Сегодня - позавчера. Послесловие (Храмов) - страница 47

— Ну, спасибо.

— А тебе — начхать?

— Да.

— Ненавижу тебя! Козёл! — она сунула ему кулак в рёбра, — Давай, показывай, пока не обиделась на тебя совсем!

А потом — отстранилась, выпрямилась, прищурившись от своей догадки, глядя на Михаила подозрительно:

— А, ведь ты — врёшь! Если бы тебе было параллельно — не спрашивал бы, сколько половых связей.

— Вру.

— Не честно! Мне врать — нельзя, а ты — врёшь! — она даже задохнулась от возмущения, встала на пол.

— А я тебе обещал равноправия? — равнодушно пожал плечами Егерь, — Нет. У нас есть муж, а есть жена. Я тебе могу дать только своё сердце. Моё тело, мои руки, мой разум и душа — принадлежат не мне. Как и моя жизнь. Ни о какой честности — речи не было. И вообще, старлей, старшим по званию — не перечат!

— Речи вообще ни о чём не было. Как дикарь какой — пришёл, увидел, поимел. Теперь ещё званием своим тыкает. В суд на тебя подам! За принуждение к сожительству с использованием служебного положения! — она, вроде, и ругалась на него, но ходила голая по комнате, разбирая имеющийся после обыска бардак.
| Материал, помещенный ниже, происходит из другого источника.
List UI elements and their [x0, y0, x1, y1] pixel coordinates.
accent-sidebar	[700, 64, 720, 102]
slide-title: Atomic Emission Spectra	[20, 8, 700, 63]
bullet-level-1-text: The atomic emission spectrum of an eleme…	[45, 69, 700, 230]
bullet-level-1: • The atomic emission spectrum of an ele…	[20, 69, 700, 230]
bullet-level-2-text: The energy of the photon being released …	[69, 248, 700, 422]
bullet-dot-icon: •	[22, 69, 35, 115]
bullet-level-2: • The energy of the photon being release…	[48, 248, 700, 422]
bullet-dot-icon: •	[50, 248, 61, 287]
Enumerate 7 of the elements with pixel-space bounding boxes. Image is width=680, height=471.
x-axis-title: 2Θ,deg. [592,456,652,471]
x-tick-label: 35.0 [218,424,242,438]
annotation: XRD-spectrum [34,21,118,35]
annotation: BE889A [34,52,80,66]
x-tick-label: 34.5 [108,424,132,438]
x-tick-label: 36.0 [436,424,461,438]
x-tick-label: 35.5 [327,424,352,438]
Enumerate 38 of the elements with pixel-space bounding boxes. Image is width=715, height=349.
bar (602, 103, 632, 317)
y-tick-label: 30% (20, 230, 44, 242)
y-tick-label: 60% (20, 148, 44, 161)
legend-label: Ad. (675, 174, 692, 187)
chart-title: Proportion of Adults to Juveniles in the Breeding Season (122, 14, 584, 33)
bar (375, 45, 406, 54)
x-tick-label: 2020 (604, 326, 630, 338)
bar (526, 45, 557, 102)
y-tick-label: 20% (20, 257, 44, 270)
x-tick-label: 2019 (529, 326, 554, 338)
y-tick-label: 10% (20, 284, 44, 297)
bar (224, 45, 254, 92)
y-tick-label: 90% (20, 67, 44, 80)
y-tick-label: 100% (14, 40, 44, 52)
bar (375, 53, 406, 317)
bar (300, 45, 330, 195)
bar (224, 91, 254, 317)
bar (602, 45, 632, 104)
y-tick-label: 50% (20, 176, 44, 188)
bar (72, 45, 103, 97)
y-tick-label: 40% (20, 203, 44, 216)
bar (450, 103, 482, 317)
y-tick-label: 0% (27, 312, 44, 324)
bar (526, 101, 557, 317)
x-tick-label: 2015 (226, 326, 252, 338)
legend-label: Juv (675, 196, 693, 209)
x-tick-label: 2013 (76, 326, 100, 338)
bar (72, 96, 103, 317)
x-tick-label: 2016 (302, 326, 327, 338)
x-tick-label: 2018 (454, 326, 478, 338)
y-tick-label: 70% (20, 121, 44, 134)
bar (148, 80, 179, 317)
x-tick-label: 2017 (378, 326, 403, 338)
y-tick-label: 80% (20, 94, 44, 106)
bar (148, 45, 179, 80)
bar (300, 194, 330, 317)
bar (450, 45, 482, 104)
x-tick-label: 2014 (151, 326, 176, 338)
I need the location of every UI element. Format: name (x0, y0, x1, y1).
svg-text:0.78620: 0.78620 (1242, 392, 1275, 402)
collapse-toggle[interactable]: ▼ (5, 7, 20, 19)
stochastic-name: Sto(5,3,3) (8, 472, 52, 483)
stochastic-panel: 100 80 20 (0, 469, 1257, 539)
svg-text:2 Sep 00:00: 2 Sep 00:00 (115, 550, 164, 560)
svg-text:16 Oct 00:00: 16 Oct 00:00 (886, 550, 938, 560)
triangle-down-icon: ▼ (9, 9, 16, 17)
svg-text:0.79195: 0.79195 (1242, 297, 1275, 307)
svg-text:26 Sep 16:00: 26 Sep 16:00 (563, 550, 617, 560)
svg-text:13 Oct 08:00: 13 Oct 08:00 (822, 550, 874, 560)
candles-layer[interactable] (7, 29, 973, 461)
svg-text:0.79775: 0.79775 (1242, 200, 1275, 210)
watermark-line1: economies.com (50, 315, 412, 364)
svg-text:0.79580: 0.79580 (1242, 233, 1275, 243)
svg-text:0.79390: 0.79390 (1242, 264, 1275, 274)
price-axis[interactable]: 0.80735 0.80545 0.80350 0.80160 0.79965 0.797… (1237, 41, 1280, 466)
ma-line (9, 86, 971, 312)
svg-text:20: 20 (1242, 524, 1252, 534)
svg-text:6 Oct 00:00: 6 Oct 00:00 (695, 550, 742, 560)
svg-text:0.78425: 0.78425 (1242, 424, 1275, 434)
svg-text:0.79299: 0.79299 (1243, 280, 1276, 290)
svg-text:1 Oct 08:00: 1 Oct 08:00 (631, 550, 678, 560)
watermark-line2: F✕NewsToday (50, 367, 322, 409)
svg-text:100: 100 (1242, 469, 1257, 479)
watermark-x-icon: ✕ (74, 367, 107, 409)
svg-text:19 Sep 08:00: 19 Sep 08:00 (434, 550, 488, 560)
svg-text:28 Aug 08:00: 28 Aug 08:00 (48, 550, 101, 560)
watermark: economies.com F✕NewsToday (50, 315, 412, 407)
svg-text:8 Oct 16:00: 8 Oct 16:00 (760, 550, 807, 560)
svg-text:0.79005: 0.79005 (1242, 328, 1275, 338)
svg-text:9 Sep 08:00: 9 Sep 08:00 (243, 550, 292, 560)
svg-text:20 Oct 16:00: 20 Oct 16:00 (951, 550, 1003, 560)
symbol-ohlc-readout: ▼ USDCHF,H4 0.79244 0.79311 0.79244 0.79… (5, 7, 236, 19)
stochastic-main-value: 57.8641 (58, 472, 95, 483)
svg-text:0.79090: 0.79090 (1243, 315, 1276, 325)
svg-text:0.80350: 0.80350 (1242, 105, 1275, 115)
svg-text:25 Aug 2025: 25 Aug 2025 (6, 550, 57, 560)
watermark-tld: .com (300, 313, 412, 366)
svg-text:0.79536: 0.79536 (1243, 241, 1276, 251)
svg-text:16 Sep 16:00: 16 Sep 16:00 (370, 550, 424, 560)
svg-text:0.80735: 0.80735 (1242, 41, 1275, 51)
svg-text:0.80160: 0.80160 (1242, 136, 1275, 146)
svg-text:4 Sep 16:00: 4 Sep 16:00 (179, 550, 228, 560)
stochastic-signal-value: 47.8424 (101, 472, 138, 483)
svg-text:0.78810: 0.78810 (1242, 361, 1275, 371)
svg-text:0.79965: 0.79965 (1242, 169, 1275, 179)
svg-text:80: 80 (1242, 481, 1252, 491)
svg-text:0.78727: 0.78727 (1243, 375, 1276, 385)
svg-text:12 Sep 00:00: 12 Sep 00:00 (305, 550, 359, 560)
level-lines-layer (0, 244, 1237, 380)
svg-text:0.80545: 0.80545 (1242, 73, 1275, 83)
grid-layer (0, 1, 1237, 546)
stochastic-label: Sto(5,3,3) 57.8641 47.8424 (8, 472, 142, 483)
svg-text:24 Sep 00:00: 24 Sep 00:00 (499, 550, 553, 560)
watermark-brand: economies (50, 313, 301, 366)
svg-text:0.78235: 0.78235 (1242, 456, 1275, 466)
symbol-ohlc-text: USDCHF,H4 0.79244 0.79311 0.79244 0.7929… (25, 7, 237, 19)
— Плевать, если я заболею, я сам себе поставить банки сумею, — пропел Миша. То, что он — молчун, не значит, что петь не умеет. Умеет. Любит песни, музыка — всегда сопровождает его. Он всегда напевает про себя. И только в исключительных случаях — вслух.

— Что? — обернулась Маша.

— Лишь бы ты ходила голая рядом, — пропел Миша.

— Ой! — Маша схватила халат, прикрылась. Миша засмеялся, Маша — подхватила, тоже залилась смехом, очаровательным — для Миши.

— Я тебя — совсем не стесняюсь. Я даже когда одна — всегда одета. А с тобой — я — не я.

— Всё измениться, Валькирия моя! Не могу обещать, что к лучшему, но скучно не будет. Оставь ты это! Скоро Лидия Михайловна придёт и разберёт. Иди сюда.

— Лидия Михайловна? — спросила Маша, прижимаясь к Мише.

— Горничная. А ты думаешь, что этот ангар, по ошибке называемый квартирой — мать убирает?

— Думала — да. Или ты.

— Я тут несколько лет не был. Отец — тоже налётами. Пару раз в год. Мать — только, когда отец должен прилететь.

— Вот как? И эти хоромы — пустуют?

— Это не хоромы. Это — квартира. Ведомственная. Тут всюду номера инвентарные. Как в гостинице. Как кто из наших бывает в Москве — тут останавливается. Все мои братья и сёстры. Да — сёстры! Надо поискать, может, тебе, что из их вещей подойдёт?

— И много у тебя сестёр? — с ревностью, удивившей Мишу, спросила Маша.

— Много, — рассмеялся Миша, — уже тысячи. И братьев. И все — разные. И отец, и мать — Войной искалечены. Детей у них быть не может. Мать во время Войны стала начальником сиротского приюта, а отец начал всех её воспитанников — усыновлять. И удочерять. Медвежата — не слышала?